Saturday, October 15, 2016

Class Act: Module 7- Books Told in Verse!

As y'all know, I'm a Library Science student at University of North Texas. This semester I have the pleasure of taking an AWESOME class called Seminar and Trends in YA! This semester the focus is YA books!  One of the things we have to do is read some books from a list my Prof has provided us and then make up a blog and post reviews or features of what we have read! 

Books Told in Verse! 

The Lover's Dictionary

The Lover's Dictionary by David Levithan
Published by: Farrar, Straus, & Giroux 
Book Summary:     
  basis, n.

There has to be a moment at the beginning when you wonder whether you're in love with the person or in love with the feeling of love itself.

If the moment doesn't pass, that's it―you're done. And if the moment does pass, it never goes that far. It stands in the distance, ready for whenever you want it back. Sometimes it's even there when you thought you were searching for something else, like an escape route, or your lover's face.
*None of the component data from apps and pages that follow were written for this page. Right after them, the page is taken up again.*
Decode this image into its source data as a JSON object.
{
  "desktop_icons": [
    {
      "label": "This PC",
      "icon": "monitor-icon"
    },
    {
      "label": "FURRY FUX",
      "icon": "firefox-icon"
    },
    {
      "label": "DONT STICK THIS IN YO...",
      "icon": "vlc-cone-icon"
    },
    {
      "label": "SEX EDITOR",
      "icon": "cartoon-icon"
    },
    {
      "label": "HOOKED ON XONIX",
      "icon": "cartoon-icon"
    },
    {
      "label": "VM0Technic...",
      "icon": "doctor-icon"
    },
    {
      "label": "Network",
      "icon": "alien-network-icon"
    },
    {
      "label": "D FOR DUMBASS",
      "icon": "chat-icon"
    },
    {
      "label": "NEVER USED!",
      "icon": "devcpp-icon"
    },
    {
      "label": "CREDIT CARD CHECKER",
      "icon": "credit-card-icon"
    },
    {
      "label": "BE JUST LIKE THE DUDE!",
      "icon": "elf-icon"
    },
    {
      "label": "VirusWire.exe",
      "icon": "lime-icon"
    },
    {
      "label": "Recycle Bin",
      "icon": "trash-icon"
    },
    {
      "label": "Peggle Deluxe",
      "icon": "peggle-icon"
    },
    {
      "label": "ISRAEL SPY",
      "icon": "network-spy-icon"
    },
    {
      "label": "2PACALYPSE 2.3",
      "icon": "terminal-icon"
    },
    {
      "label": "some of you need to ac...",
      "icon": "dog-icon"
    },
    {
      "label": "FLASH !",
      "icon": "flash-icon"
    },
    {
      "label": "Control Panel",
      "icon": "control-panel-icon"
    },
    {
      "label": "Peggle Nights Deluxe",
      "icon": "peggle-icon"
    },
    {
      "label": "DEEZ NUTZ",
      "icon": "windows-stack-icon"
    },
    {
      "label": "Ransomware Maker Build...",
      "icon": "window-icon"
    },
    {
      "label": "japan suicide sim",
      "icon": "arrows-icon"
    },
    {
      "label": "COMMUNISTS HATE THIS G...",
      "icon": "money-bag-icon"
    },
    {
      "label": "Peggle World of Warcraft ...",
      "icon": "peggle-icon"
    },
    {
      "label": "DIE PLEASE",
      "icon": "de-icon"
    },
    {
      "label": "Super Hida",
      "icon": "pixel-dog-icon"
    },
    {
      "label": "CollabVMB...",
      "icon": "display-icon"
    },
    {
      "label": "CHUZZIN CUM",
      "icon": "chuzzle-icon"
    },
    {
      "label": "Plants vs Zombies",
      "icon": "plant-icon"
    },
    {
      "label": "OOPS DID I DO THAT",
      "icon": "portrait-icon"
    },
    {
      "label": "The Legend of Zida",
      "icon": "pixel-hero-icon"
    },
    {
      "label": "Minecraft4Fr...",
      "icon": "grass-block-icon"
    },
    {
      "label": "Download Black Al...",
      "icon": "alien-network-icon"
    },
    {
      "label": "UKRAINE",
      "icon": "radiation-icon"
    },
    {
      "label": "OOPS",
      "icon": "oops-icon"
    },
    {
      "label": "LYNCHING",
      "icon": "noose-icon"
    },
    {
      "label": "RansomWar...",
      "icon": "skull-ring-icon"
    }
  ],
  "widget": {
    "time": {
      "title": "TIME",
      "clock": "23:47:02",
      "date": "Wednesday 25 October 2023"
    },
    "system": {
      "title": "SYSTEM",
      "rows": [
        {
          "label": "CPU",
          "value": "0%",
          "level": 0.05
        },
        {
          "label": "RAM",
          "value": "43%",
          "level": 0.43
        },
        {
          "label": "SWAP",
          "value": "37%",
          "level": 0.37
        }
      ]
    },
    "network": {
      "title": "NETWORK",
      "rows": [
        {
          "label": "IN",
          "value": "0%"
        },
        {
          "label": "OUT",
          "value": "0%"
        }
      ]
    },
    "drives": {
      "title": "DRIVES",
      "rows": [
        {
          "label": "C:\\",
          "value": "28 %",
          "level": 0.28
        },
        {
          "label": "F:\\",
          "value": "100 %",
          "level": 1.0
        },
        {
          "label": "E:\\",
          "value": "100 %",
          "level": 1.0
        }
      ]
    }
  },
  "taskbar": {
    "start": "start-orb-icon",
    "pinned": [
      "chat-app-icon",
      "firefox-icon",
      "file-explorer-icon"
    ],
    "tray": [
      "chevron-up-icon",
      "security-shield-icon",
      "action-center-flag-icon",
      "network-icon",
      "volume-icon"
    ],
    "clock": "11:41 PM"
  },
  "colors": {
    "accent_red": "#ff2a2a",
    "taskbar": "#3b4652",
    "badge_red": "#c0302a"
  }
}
     How does one talk about love? Do we even have the right words to describe something that can be both utterly mundane and completely transcendent, pulling us out of our everyday lives and making us feel a part of something greater than ourselves? Taking a unique approach to this problem, the nameless narrator of David Levithan's The Lover's Dictionary has constructed the story of his relationship as a dictionary. Through these short entries, he provides an intimate window into the great events and quotidian trifles of being within a couple, giving us an indelible and deeply moving portrait of love in our time.

     I've actually never been a huge fan of verse novels because I've never been good at poetry. I tried my hand at it one time in second grade and people laughed at it, so I vowed to never do it again. I almost broke that for my module this week, but I decided on giving my favorite "definition" from this book!

kerfuffle, n.

From now on, you re only allowed one drink at any of my office parties. One. Preferably a beer.”

     This was my favorite definition from the book. I love the way this book was written. It gives a definition of the word, but it does it pertaining to the couple in this book. It's not a super sweet story, but one that tells a realistic story.

Have you read this before?
What did you think of the way it was told?

1 comment:

  1. I don't consider myself a poetry person either but I actually really liked this book--then again David Levithan is an autobuy for me. My favorite definition was the one for elegy, I think about it all the time.